I’m Handy!
This is another one of those “hopefully someone having the same problem comes across it and finds it useful” posts.
So my video card has taken to acting wonky, of late. Whenever I’d play a game (COD4 mainly) after a few minutes it would freeze up. My guess was that it was heat related, probably a bad fan on my SAPPHIRE Radeon X700PRO 256MB 128-bit GDDR3 PCI Express x16 Video Card. This was a great “bang for the buck” card when I bought it in August of 2005 and still fulfills my gaming needs just fine today, so I’d really rather not replace it, though I feared that would be necessary. Opening the case I find the fan barely turning at all and I know that I have my culprit.

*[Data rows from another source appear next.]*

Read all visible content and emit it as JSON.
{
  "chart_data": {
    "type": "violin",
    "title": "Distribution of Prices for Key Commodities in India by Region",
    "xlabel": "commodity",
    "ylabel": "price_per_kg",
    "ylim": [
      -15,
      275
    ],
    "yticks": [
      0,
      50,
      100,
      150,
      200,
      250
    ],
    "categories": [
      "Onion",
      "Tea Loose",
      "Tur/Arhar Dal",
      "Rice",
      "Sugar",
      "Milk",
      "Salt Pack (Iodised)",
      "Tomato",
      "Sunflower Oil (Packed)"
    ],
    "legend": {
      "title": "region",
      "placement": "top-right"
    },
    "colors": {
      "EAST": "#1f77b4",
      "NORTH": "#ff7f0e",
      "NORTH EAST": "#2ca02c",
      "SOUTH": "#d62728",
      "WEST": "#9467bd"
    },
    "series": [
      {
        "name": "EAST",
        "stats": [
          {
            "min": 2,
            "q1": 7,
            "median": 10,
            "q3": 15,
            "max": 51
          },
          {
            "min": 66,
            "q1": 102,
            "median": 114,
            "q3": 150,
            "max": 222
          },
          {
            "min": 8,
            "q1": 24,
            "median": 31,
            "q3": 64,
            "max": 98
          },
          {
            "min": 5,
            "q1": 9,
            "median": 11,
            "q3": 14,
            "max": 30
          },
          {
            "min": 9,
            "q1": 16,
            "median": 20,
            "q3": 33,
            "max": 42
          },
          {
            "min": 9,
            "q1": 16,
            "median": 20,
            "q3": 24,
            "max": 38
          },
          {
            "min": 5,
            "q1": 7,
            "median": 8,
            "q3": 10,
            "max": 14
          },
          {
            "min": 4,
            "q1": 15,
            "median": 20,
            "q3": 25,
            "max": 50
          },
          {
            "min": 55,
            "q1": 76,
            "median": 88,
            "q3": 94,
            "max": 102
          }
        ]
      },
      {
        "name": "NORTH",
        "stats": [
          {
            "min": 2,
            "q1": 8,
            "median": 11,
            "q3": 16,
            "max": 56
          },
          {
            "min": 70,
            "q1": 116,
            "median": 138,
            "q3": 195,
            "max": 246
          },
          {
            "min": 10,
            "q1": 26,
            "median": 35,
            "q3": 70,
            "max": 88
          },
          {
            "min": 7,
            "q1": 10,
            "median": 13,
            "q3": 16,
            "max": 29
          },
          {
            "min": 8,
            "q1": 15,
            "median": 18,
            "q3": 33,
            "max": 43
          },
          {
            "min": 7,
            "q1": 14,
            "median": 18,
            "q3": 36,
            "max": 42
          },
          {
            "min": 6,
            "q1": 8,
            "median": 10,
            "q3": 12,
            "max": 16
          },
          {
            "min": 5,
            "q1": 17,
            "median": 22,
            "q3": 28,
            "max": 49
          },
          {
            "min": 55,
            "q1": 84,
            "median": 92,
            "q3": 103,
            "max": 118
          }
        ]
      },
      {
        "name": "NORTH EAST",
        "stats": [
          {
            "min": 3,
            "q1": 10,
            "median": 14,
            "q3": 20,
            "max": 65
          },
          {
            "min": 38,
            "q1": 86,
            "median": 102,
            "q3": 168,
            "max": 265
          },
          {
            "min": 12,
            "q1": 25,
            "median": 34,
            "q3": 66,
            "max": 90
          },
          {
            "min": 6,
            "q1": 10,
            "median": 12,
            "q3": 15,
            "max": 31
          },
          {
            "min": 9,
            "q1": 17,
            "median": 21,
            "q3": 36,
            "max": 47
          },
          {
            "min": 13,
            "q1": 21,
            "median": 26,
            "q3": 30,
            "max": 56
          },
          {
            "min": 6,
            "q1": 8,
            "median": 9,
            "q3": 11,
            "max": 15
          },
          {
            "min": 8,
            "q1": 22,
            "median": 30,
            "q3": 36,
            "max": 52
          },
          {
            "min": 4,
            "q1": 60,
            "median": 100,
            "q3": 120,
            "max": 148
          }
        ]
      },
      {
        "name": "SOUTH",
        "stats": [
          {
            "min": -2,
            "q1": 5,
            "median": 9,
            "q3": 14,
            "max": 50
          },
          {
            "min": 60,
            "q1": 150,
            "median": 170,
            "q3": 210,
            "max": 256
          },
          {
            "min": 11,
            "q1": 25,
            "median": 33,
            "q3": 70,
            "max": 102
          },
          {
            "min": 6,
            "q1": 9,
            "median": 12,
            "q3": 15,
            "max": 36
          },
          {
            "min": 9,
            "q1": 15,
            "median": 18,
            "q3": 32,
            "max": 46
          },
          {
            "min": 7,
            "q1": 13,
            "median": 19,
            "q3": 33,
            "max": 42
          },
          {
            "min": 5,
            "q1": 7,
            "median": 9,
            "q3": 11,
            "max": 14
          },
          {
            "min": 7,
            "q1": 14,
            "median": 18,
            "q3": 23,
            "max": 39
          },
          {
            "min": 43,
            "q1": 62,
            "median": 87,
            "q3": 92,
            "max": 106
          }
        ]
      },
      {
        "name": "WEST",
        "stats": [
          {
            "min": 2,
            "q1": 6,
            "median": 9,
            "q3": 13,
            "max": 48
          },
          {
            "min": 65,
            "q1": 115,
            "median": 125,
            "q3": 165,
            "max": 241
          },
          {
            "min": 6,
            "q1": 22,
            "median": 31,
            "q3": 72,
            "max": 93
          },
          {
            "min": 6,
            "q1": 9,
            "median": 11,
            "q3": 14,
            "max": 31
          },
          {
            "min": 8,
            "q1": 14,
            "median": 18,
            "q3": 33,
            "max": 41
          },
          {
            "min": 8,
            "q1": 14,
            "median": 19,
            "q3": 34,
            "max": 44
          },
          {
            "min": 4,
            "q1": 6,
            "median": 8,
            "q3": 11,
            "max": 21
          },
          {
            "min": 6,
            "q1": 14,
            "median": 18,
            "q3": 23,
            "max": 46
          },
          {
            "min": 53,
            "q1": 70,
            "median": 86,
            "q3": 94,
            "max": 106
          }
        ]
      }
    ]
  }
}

The stock fan is a proprietary piece that I’m extremely unlikely to find a replacement for (and trust me, I looked), so I’m thinking I’m going to have to buy an third party cooling solution to replace the whole factory heatsink/fan assembly, which seems ridiculous, given the depreciated value of the card today. Before I start throwing money at this thing, I decide to see if it’s fixable. I pull the card out and find that the fan is secured to the heatsink by three very small Phillips-head screws. I get the screws out, remove the fan (which is very stiff and “draggy” and remove the sticker from the bottom covering its insides. Searching for suitable lube I decide upon Boeshield T-9. Developed by Boeing for Aerospace use, sold for cycling use, seems like just the ticket. A few drips later, the fan is spinning quite freely, so I put it all back together, reinstall it and BINGO! The temp never rises near the danger range the fan spins freely and all is (for now) well. And I can get back to the important business of “shooting melon fevers” in COD4.

The moral of this story: don’t give up on “bad” cooling fans. They can almost always be replaced, resurrected (cleaned and lubed) or “upgraded” to third party cooling solutions.